In the last time, I worked a lot with the new Scribus 1.3.3.3 and also the CVS-version. During that, I discovered some useful tricks. Also the Scribus-guys on the mailing-list and on IRC helped me a lot.

1. The Hand-Tool

When a document ist zoomed and you can't see the whole document on the screen, you can use the space-bar to get a hand-tool which works similiar to the hand-tool in Acrobat Reader: Holding down the left mouse-key, you can scroll around the document.

Pressing the space-bar again brings you back to the standard-tool.

2. Alignment of stroked frames

When a frame is stroked, Scribus aligns it with the middle of the stroke-width to guide-lines, page-borders and so on. That's not what I want: I normaly need an alignment where the outer side of the frame, including the whole stroke-width, is used as snap-in for the guides.
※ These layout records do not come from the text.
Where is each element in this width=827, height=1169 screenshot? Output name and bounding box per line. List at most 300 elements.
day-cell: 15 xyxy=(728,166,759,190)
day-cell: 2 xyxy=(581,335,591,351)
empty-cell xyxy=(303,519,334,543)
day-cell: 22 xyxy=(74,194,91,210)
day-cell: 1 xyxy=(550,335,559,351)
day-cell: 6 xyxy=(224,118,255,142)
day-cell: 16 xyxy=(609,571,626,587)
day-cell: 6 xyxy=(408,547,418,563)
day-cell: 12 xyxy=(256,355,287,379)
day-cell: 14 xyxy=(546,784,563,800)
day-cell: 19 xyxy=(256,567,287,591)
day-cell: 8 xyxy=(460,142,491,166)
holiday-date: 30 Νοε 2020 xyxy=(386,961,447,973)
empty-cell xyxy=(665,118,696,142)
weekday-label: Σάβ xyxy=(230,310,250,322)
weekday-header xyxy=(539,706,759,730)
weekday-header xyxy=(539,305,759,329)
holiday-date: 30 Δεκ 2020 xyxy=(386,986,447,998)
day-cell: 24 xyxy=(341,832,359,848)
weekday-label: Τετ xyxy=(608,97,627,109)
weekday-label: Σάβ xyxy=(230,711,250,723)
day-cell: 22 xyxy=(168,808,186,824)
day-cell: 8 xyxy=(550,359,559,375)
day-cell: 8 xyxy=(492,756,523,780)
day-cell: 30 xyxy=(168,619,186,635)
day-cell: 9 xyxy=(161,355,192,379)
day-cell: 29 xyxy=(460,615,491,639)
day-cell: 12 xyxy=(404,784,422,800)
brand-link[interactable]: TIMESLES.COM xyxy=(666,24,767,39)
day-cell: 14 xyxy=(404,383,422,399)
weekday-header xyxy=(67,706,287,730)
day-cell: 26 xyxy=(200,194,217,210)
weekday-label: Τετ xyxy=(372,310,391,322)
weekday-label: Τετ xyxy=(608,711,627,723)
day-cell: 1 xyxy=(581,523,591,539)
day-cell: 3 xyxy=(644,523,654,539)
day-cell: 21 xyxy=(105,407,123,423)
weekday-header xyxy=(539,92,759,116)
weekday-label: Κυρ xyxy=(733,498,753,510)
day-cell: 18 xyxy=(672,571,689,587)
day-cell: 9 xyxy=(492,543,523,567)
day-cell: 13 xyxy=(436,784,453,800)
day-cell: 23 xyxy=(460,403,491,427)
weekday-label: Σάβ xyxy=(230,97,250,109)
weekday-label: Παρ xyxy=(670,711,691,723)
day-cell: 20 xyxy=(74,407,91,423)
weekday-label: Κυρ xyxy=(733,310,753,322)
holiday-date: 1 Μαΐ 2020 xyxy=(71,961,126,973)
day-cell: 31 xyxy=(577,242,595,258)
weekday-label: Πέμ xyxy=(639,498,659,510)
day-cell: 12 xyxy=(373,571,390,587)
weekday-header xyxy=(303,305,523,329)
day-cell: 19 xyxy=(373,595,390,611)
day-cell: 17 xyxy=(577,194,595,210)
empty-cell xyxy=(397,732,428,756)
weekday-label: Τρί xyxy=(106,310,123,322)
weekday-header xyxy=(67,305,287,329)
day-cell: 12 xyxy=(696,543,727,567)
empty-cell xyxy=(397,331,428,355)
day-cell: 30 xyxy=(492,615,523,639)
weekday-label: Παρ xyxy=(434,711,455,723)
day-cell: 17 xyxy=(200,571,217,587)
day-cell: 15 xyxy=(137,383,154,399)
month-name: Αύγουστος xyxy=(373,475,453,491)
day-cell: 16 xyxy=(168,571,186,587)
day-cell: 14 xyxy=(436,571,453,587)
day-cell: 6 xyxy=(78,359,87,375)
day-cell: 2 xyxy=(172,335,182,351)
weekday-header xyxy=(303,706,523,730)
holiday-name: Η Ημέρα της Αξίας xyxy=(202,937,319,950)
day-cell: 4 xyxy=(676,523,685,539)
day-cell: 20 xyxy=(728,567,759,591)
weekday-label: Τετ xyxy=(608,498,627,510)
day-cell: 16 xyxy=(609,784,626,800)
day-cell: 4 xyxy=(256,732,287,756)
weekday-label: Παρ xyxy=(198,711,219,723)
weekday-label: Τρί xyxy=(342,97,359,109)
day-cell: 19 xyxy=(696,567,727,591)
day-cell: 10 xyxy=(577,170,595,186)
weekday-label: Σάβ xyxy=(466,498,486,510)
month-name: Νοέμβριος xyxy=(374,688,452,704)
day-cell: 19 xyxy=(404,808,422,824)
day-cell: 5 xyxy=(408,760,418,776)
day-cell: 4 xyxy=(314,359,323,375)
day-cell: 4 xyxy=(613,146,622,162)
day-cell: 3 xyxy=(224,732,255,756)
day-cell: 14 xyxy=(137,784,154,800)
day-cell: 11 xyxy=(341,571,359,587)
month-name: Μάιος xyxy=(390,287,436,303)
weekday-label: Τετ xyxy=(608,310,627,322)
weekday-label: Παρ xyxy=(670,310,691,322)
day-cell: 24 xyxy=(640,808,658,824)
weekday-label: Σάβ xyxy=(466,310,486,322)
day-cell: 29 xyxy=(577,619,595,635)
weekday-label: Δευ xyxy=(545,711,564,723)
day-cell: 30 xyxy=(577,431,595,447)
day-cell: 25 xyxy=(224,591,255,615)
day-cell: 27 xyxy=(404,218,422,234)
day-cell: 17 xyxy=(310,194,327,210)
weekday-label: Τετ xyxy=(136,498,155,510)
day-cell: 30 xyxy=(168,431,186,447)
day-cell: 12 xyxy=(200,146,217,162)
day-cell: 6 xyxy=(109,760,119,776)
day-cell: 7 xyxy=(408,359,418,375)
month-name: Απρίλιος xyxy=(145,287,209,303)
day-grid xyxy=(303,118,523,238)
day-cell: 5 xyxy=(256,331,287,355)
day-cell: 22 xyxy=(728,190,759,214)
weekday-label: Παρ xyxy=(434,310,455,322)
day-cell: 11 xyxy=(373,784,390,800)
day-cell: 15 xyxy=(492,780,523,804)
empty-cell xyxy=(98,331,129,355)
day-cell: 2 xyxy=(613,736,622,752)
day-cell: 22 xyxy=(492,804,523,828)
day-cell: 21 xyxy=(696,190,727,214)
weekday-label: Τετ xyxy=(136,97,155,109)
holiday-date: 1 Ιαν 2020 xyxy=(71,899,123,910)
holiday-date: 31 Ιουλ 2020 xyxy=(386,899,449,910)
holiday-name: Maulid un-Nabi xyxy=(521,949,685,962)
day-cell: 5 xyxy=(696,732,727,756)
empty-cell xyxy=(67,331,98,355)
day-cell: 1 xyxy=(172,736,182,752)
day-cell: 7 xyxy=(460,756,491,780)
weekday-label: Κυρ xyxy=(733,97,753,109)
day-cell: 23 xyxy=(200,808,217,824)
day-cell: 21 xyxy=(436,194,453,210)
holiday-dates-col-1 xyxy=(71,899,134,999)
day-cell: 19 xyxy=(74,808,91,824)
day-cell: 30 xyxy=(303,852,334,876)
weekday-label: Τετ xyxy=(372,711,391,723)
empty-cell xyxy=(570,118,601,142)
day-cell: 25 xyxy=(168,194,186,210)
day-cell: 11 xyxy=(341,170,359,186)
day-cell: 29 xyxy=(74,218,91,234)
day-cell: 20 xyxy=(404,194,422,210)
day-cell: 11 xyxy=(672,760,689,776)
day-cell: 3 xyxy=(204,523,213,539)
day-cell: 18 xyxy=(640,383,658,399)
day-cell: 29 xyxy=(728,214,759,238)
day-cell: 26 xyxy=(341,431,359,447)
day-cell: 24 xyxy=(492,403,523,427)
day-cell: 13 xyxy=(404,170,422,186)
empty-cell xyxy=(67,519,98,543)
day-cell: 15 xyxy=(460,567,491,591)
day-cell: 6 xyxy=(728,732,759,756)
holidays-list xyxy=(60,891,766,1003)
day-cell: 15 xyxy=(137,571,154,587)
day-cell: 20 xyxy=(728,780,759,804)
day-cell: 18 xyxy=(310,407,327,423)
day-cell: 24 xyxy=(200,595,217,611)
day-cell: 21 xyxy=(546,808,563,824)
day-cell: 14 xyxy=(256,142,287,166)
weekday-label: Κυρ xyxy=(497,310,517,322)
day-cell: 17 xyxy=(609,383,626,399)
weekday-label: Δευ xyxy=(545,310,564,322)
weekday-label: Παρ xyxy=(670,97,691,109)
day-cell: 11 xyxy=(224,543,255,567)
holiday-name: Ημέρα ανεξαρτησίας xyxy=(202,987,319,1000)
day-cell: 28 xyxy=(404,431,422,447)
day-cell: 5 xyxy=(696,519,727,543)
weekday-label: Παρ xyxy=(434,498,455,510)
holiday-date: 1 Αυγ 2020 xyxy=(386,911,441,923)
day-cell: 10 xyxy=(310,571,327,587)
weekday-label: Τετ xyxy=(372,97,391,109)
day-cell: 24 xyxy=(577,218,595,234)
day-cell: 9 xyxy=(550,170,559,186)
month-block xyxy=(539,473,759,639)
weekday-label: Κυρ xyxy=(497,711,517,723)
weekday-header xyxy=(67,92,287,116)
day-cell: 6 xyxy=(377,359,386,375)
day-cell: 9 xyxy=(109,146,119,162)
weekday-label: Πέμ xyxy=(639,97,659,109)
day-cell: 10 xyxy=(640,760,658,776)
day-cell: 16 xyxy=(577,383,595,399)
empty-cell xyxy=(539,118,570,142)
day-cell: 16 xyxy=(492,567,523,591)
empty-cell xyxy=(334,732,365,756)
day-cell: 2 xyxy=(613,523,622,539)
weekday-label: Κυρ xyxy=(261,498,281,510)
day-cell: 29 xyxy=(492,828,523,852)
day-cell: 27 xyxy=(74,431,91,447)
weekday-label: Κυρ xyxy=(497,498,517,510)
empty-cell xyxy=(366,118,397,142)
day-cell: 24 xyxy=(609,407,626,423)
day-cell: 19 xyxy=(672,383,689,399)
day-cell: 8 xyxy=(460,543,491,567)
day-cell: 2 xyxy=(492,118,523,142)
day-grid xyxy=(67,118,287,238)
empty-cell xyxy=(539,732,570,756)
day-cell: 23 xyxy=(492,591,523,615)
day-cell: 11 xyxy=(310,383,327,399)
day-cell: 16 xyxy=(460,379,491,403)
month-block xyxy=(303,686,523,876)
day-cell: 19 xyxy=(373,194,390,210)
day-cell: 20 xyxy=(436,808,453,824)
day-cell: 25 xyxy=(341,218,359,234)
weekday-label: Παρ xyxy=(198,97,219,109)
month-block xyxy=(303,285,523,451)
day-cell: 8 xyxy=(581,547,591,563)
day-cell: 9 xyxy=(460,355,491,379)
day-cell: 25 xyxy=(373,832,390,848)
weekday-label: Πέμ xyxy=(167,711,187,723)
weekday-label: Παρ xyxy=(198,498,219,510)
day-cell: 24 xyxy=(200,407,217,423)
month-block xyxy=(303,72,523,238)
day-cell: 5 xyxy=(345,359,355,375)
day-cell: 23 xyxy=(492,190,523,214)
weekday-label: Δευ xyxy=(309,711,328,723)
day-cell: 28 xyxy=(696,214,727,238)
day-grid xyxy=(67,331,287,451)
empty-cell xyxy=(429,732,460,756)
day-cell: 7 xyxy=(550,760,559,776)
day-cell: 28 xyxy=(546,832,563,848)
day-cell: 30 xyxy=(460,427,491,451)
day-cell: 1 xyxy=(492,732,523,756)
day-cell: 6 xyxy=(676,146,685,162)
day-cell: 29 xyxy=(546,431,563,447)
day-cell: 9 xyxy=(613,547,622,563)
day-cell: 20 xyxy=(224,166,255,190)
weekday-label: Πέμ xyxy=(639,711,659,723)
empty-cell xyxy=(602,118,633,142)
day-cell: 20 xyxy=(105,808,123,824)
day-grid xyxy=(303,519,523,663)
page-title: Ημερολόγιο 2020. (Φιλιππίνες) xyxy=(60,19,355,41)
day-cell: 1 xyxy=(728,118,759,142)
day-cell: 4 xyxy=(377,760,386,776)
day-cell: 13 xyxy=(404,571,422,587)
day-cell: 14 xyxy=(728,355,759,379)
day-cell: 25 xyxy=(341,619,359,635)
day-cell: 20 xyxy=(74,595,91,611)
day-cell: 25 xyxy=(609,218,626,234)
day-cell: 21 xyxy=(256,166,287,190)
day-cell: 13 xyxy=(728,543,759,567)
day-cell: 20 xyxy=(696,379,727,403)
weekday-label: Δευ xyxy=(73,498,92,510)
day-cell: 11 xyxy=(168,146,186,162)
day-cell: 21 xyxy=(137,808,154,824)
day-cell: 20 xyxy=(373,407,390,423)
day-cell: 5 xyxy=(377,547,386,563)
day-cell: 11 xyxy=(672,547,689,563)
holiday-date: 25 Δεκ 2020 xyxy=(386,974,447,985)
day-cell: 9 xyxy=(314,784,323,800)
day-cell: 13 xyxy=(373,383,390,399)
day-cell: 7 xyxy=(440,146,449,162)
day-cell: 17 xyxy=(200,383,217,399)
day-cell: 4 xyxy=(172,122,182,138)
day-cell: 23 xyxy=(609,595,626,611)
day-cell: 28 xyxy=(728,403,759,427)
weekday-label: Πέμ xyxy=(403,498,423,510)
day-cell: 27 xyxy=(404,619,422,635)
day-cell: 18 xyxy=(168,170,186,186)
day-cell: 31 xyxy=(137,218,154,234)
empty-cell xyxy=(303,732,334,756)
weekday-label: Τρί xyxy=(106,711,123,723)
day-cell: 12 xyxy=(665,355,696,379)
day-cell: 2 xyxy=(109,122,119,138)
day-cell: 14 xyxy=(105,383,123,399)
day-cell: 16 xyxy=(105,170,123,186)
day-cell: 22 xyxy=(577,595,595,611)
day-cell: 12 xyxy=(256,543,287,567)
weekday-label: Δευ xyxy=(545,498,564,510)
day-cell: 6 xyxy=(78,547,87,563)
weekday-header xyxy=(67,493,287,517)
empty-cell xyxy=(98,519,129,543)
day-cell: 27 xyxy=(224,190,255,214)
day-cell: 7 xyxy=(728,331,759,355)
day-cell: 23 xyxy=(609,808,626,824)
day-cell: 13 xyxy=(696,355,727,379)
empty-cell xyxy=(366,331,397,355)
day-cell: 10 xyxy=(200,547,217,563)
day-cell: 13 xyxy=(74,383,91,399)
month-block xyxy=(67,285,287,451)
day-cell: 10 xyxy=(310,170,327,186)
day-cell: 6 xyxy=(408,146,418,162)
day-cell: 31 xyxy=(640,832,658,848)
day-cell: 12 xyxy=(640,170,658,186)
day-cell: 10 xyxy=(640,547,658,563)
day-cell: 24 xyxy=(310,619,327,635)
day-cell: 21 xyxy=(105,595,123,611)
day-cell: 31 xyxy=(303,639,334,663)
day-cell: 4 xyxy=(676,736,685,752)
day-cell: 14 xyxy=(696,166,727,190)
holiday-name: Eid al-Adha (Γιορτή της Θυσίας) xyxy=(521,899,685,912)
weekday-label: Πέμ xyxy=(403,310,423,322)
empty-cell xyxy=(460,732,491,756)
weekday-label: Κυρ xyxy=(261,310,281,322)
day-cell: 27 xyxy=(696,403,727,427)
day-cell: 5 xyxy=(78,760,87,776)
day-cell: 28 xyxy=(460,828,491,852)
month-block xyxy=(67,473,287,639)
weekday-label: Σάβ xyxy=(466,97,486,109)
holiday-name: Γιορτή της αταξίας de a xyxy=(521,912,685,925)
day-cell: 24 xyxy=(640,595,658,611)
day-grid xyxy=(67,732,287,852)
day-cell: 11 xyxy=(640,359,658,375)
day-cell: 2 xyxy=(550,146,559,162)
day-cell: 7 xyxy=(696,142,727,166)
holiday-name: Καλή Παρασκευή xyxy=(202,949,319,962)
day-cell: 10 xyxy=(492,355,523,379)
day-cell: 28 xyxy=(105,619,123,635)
There's a workaround for getting this behavior:

  1. Create your stroked frame with - for example - a stroke-width of 2 mm. Scribus will add the stroke-line centered to the frame's border.
  2. Create another frame without any stroke. Set it's height and width to the values of the stroked frames, adding the width of the stroke. For example: When your stroked frame has a height of 50 mm, a width of 20 mm and a stroke of 2 mm, set the new frame's height to 52 mm and it's width to 22 mm.
  3. Now align the two frames so that their upper right corners are overlying. In the example above: Set the non-stroked frame's X- and Y-positions to 0, then set the stroked-frames X- and Y-Positions both to 1.
  4. Group the two frames. The group will now aligned with its outer border to guide-lines etc. The frame with no stroke can be send to back.

3. Hiding the windows

There are a lot windows in Scribus: If you have opened the properties, the scrap-book, the layers and so on, you will not be able to see something from your document ...

Pressing F10 will hide all free flying windows. Pressing F10 again will bring them back. But - huh - not only the windows which were opend before, but all available windows will pop up on your document.

To avoid this, I changed the settings of my KDE-desktop: Under "Desktop/Window Behavior" I changed the setting for double-clicking the title of a window to "Shade". Now, with a double-click in the title-bar, the window is folded so that it is only as big as its title.

4. Scaling of images / image-frames

Create an image-frame and insert an image into it. Normaly, the image wouldn't have the perfect size for that frame. You have to scale the image. When using the mouse on the red frame-borders, just the frame is effected but not the image. Resizing an image in a frame can be done in various ways:

  1. In the property-window, under "Image", you can scale the image numerical. Either in absolut numbers or in percentages.
  2. On the same tab, there is an option "Scale to frame size". This will adjust the image to the proportion of the frame.
  3. When right-clicking on an image-frame, there is the opposite of what I wrote under 2.): "Adjust frame to image" will scale the frame so that the image fits perfect into it.

5. Opacity

Not only the fill-color of a frame, but also the stroke of a frame can get some opacity. With this feature it's possible to create border-frames for images or other content very quickly.